From Pick-and-Place to In-Hand Dexterity

The Workhorse: The Pick-and-Place Cycle

Walk into almost any modern factory or warehouse and you will see the same motion repeated millions of times a day: a robot reaches for an object, closes its hand, lifts, carries, and releases. This is pick-and-place, the bread-and-butter task of industrial robotics. A part arrives at a known spot, the robot picks it up, and it sets the part down somewhere else — onto a conveyor, into a box, onto a circuit board. It sounds trivial, but almost everything a manipulation robot knows comes together here.

Under the hood, a single pick-and-place cycle is a short pipeline. First the robot locates the object — sometimes with a camera, sometimes by relying on a fixture that holds the part in a known pose. Then it plans a grasp: where on the object to make contact, and how to close the fingers so the part will not slip. It executes a pre-grasp and approach — moving the hand to a staging point just above the object, then descending straight down so it does not knock the part sideways. Finally it closes the gripper, lifts, moves along a planned path, and places the part.

Reaching Into the Mess: Bin Picking

Now imagine the parts are not laid out neatly but dumped into a tote — dozens of identical bolts, or a jumble of mixed products, overlapping and tangled at every angle. Picking one out at a time is called bin picking, and it is one of the classic hard problems of industrial robotics. The robot can no longer assume where anything is. It has to look into the clutter, decide which object to grab, find a graspable spot on it, and pull it free without dragging its neighbors along.

Perception does the heavy lifting. A depth camera — an RGB-D camera that records both color and distance — produces a point cloud, a dense field of 3D points tracing the surface of the pile. From that, modern systems propose candidate grasps directly: a learned model scores thousands of possible hand placements and picks the one most likely to succeed. Each candidate is checked against a grasp quality metric — will the fingers actually hold the object, and is the hand clear of collisions with the bin walls and the other parts?

The choice of hand matters enormously here. A suction gripper — a vacuum cup pressed against a flat face — is wonderfully forgiving in clutter: it does not need to wrap around the object, just touch one smooth surface. That is why so many warehouse bin-picking cells use suction for boxes and bagged goods. A two-finger jaw gripper grips more securely and handles odd shapes, but it needs room to open its fingers on either side of the part — room that a tight pile may not offer.

Beyond Grab-and-Drop: Dexterous and In-Hand Manipulation

Pick-and-place and bin picking share a hidden assumption: once the object is grasped, it stays frozen in the hand until release. But humans do something far richer. Pick up a pen, and without thinking you twirl it in your fingers, walk it from grip to grip, flip it end over end. That is dexterous manipulation — using a multi-fingered hand to control an object's motion through fine, coordinated finger contacts rather than just clamping it.

The sharpest version is in-hand manipulation: reorienting an object within the hand without ever setting it down. Why bother? Because the pose in which you grasp an object is rarely the pose you need to use it in. You might pick up a screwdriver by its shaft, then have to slide your grip to the handle before driving a screw. Setting it down and re-grasping wastes time and can fail; doing it in the hand is fast and fluid — if the robot can manage it.

Dexterity also blurs the line between holding and pushing. Sometimes the smartest move is not to grasp at all but to nudge: sliding a flat object to the table's edge so a finger can get under it, or tipping it upright against a wall. That is non-prehensile manipulation — controlling an object through pushes, pivots, and rolls instead of an enclosing grip.
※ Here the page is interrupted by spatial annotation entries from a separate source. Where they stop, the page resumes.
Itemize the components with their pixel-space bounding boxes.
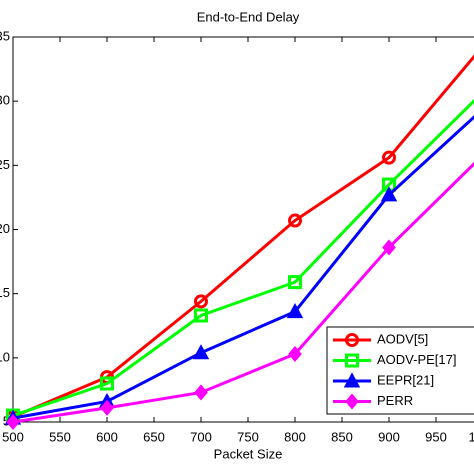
marker <box>194 308 208 323</box>
marker <box>382 239 396 256</box>
marker <box>100 376 114 391</box>
chart-title: End-to-End Delay <box>197 9 300 24</box>
series-line <box>12 161 474 424</box>
marker <box>345 353 359 368</box>
marker <box>380 186 398 202</box>
y-tick-label: 35 <box>0 28 10 43</box>
x-tick-label: 950 <box>425 429 447 444</box>
series-line <box>12 115 474 420</box>
marker <box>288 345 302 363</box>
y-tick-label: 20 <box>0 221 10 236</box>
marker <box>286 303 304 319</box>
legend-label: EEPR[21] <box>377 372 434 387</box>
marker <box>194 384 208 401</box>
marker <box>288 213 302 228</box>
x-axis-label: Packet Size <box>214 446 283 461</box>
y-tick-label: 10 <box>0 349 10 364</box>
y-tick-label: 15 <box>0 285 10 300</box>
x-tick-label: 650 <box>143 429 165 444</box>
series-line <box>12 98 474 418</box>
x-tick-label: 700 <box>190 429 212 444</box>
marker <box>194 294 208 309</box>
x-tick-label: 500 <box>2 429 24 444</box>
legend-label: AODV-PE[17] <box>377 352 456 367</box>
marker <box>288 275 302 290</box>
x-tick-label: 850 <box>331 429 353 444</box>
marker <box>382 150 396 165</box>
x-tick-label: 550 <box>49 429 71 444</box>
legend-label: PERR <box>377 393 413 408</box>
x-tick-label: 900 <box>378 429 400 444</box>
legend-label: AODV[5] <box>377 331 428 346</box>
x-tick-label: 750 <box>237 429 259 444</box>
series-line <box>12 54 474 419</box>
x-tick-label: 800 <box>284 429 306 444</box>
marker <box>345 393 359 410</box>
marker <box>192 344 210 360</box>
x-tick-label: 600 <box>96 429 118 444</box>
marker <box>343 372 361 388</box>
marker <box>100 399 114 416</box>
y-tick-label: 30 <box>0 93 10 108</box>
x-tick-label: 1000 <box>469 429 474 444</box>
marker <box>6 413 20 431</box>
marker <box>345 333 359 347</box>
y-tick-label: 25 <box>0 157 10 172</box>
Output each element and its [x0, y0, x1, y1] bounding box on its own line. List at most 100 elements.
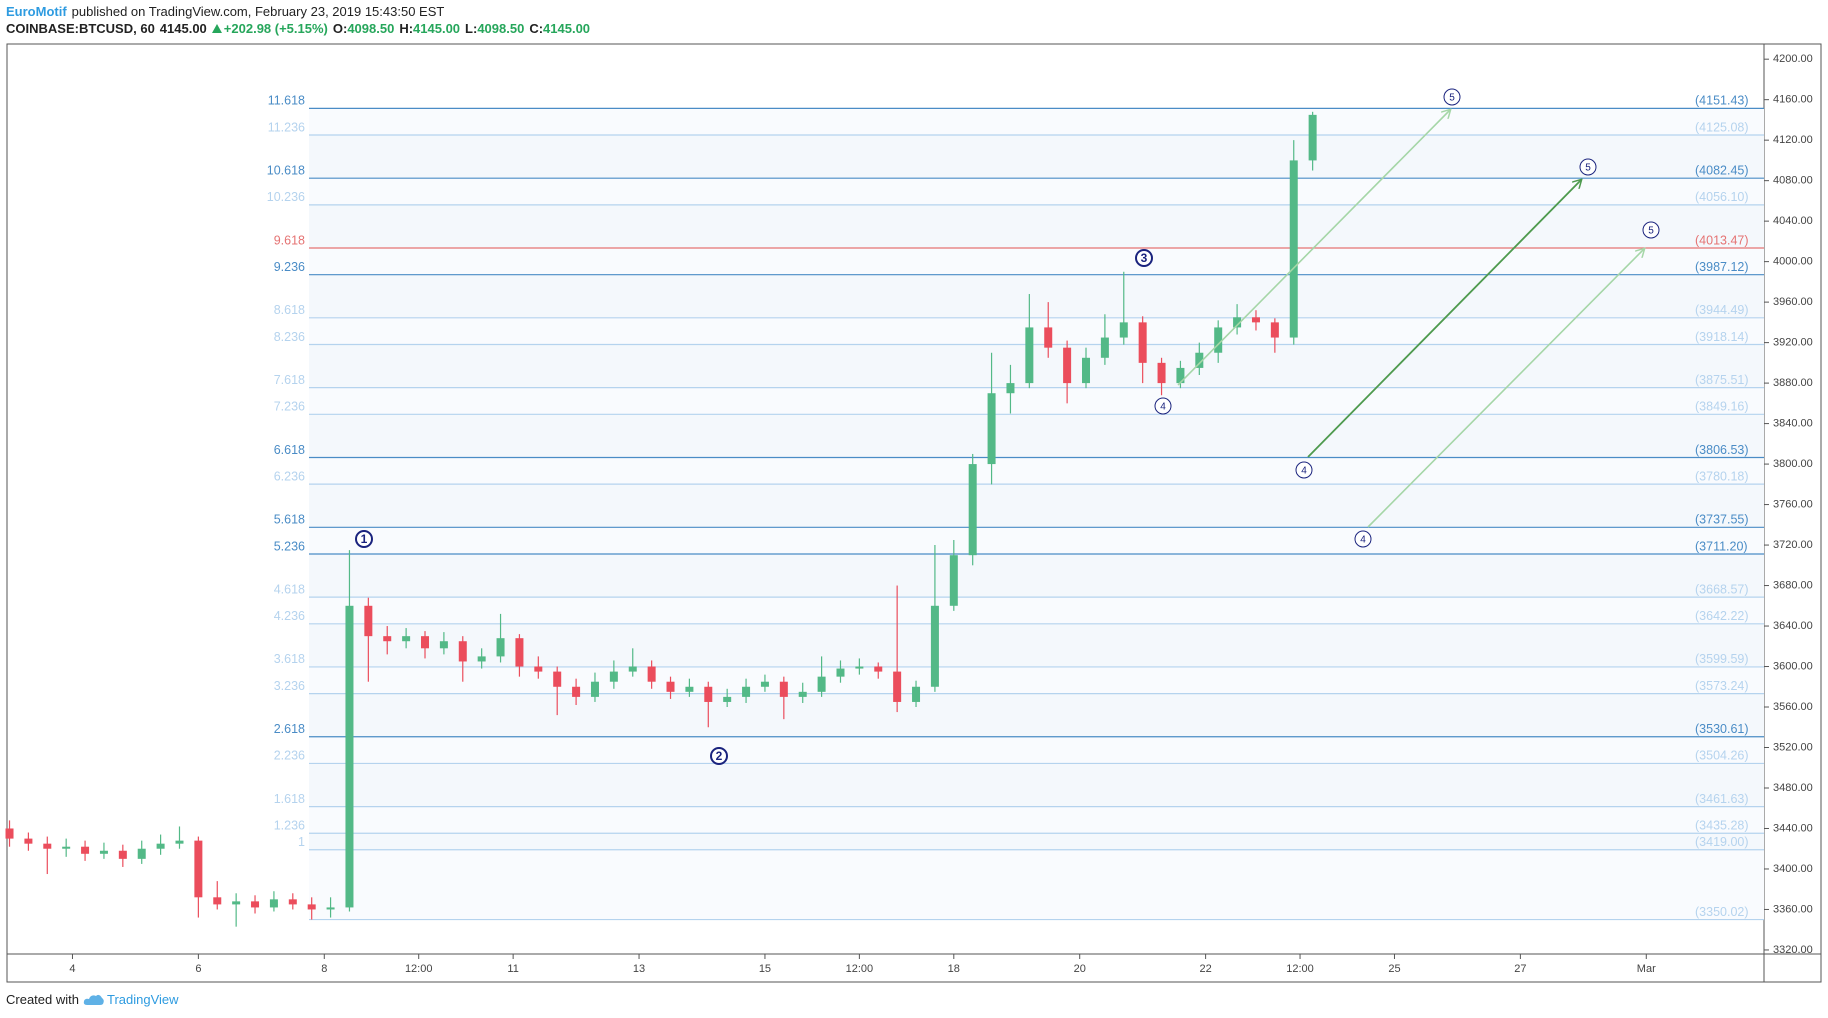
fib-price-label: (3599.59)	[1695, 652, 1749, 666]
brand-logo	[83, 994, 104, 1005]
candle-body	[742, 686, 751, 697]
fib-price-label: (3944.49)	[1695, 303, 1749, 317]
candle-body	[553, 671, 562, 687]
candle-body	[62, 846, 71, 849]
fib-price-label: (3875.51)	[1695, 373, 1749, 387]
candles	[5, 111, 1317, 927]
author-link[interactable]: EuroMotif	[6, 4, 67, 19]
fib-price-label: (4125.08)	[1695, 120, 1749, 134]
candle-body	[326, 907, 335, 910]
candle-body	[194, 840, 203, 898]
fib-ratio-label: 10.618	[267, 163, 305, 177]
candle-body	[893, 671, 902, 702]
y-tick-label: 3800.00	[1773, 458, 1813, 470]
fib-band	[309, 763, 1764, 807]
candle-body	[836, 668, 845, 677]
wave-label: 4	[1360, 535, 1366, 546]
brand[interactable]: TradingView	[106, 992, 179, 1007]
fib-ratio-label: 5.236	[274, 539, 305, 553]
y-tick-label: 3960.00	[1773, 296, 1813, 308]
x-tick-label: 18	[948, 963, 960, 975]
candle-body	[307, 904, 316, 910]
fib-price-label: (3642.22)	[1695, 609, 1749, 623]
up-arrow	[211, 24, 222, 33]
candle-body	[874, 666, 883, 672]
fib-price-label: (4056.10)	[1695, 190, 1749, 204]
fib-ratio-label: 3.236	[274, 679, 305, 693]
candle-body	[269, 899, 278, 908]
candle-body	[5, 828, 14, 839]
projection-arrows	[1177, 110, 1644, 528]
x-tick-label: 12:00	[1286, 963, 1314, 975]
candle-body	[968, 464, 977, 556]
fib-price-label: (4082.45)	[1695, 163, 1749, 177]
fib-ratio-label: 4.236	[274, 609, 305, 623]
candle-body	[496, 638, 505, 657]
footer: Created with TradingView	[6, 992, 179, 1007]
candle-body	[685, 686, 694, 692]
wave-circle	[1642, 221, 1660, 239]
y-tick-label: 4120.00	[1773, 134, 1813, 146]
fib-ratio-label: 8.618	[274, 303, 305, 317]
fib-price-label: (4013.47)	[1695, 233, 1749, 247]
fib-levels: 11.618 (4151.43)11.236 (4125.08)10.618 (408…	[267, 94, 1764, 921]
frame	[6, 43, 1822, 983]
y-tick-label: 4200.00	[1773, 53, 1813, 65]
fib-price-label: (4151.43)	[1695, 94, 1749, 108]
candle-body	[1119, 322, 1128, 338]
fib-band	[309, 108, 1764, 136]
candle-body	[81, 846, 90, 854]
ohlc-key: H:	[399, 21, 414, 36]
candle-body	[345, 605, 354, 908]
fib-ratio-label: 4.618	[274, 582, 305, 596]
fib-price-label: (3350.02)	[1695, 905, 1749, 919]
y-tick-label: 3760.00	[1773, 498, 1813, 510]
wave-label: 5	[1449, 93, 1455, 104]
fib-band	[309, 527, 1764, 554]
candle-body	[1270, 322, 1279, 338]
fib-price-label: (3737.55)	[1695, 513, 1749, 527]
candle-body	[288, 899, 297, 905]
header: EuroMotif published on TradingView.com, …	[6, 3, 595, 37]
candle-body	[704, 686, 713, 702]
y-tick-label: 3600.00	[1773, 660, 1813, 672]
y-tick-label: 3480.00	[1773, 782, 1813, 794]
candle-body	[609, 671, 618, 682]
candle-body	[779, 681, 788, 697]
fib-band	[309, 849, 1764, 920]
candle-body	[590, 681, 599, 697]
fib-ratio-label: 7.618	[274, 373, 305, 387]
candle-body	[364, 605, 373, 637]
wave-label: 4	[1301, 466, 1307, 477]
candle-body	[439, 641, 448, 649]
candle-body	[1233, 317, 1242, 328]
fib-price-label: (3711.20)	[1695, 539, 1748, 553]
fib-price-label: (3504.26)	[1695, 749, 1749, 763]
x-tick-label: 8	[321, 963, 327, 975]
candle-body	[477, 656, 486, 662]
fib-band	[309, 178, 1764, 205]
fib-ratio-label: 11.236	[268, 120, 305, 134]
fib-ratio-label: 9.618	[274, 233, 305, 247]
candle-body	[1195, 352, 1204, 368]
candle-body	[628, 666, 637, 672]
candle-body	[1063, 347, 1072, 384]
x-tick-label: 11	[507, 963, 518, 975]
fib-band	[309, 135, 1764, 179]
fib-ratio-label: 1	[298, 835, 305, 849]
fib-band	[309, 387, 1764, 415]
candle-body	[723, 696, 732, 702]
wave-circle	[1443, 88, 1461, 106]
y-tick-label: 3400.00	[1773, 863, 1813, 875]
wave-circle	[710, 747, 728, 765]
x-tick-label: 22	[1199, 963, 1211, 975]
publish-line: EuroMotif published on TradingView.com, …	[6, 3, 595, 20]
y-tick-label: 4080.00	[1773, 175, 1813, 187]
fib-price-label: (3435.28)	[1695, 819, 1749, 833]
axes: 3320.00 3360.00 3400.00 3440.00 3480.00 3520.…	[69, 53, 1812, 975]
x-tick-label: 12:00	[846, 963, 874, 975]
ohlc-value: 4145.00	[543, 21, 591, 36]
fib-bands	[309, 108, 1764, 920]
fib-price-label: (3849.16)	[1695, 400, 1749, 414]
symbol-line: COINBASE:BTCUSD, 60 4145.00 +202.98 (+5.…	[6, 20, 595, 37]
Real dexterous behavior weaves grasping and pushing together fluidly.

Why In-Hand Reorientation Is So Hard

In-hand manipulation is brutally difficult for a few intertwined reasons. To move an object you must break and remake contacts — let one finger go while others hold — and the instant you do, the object can shift, tilt, or drop. Each contact involves friction, deformation, and rolling that are hard to model precisely. And a multi-finger hand has many joints to coordinate at once. It is the realm of contact-rich manipulation, where success depends on the messy physics happening at the fingertips, not on a clean geometric plan.

Stable holding leans on the same ideas as a good grasp. The fingers should achieve force closure — using friction, they can resist any push or twist on the object — and as contacts shift, the hand must keep re-establishing it so the object never escapes. Throughout, the robot wants enough grip to hold on but not so much that it crushes a delicate part, which is where force control and the related impedance control earn their keep: they regulate how hard the fingers press rather than just commanding a position.

Because the contact physics defies exact modeling, the breakthrough results in recent years came from learning. Researchers train a control policy — a mapping from what the hand senses to how it should move its joints — inside a fast physics simulator, running millions of practice trials that a robot could never afford in the real world. To survive the jump to hardware they lean on domain randomization, deliberately varying friction, object weight, and sensor noise in simulation so the policy does not overfit to one perfect virtual world. That, plus tactile sensors that let the fingertips feel slip, is how a robot hand learned to rotate a cube or reposition a tool entirely in-hand.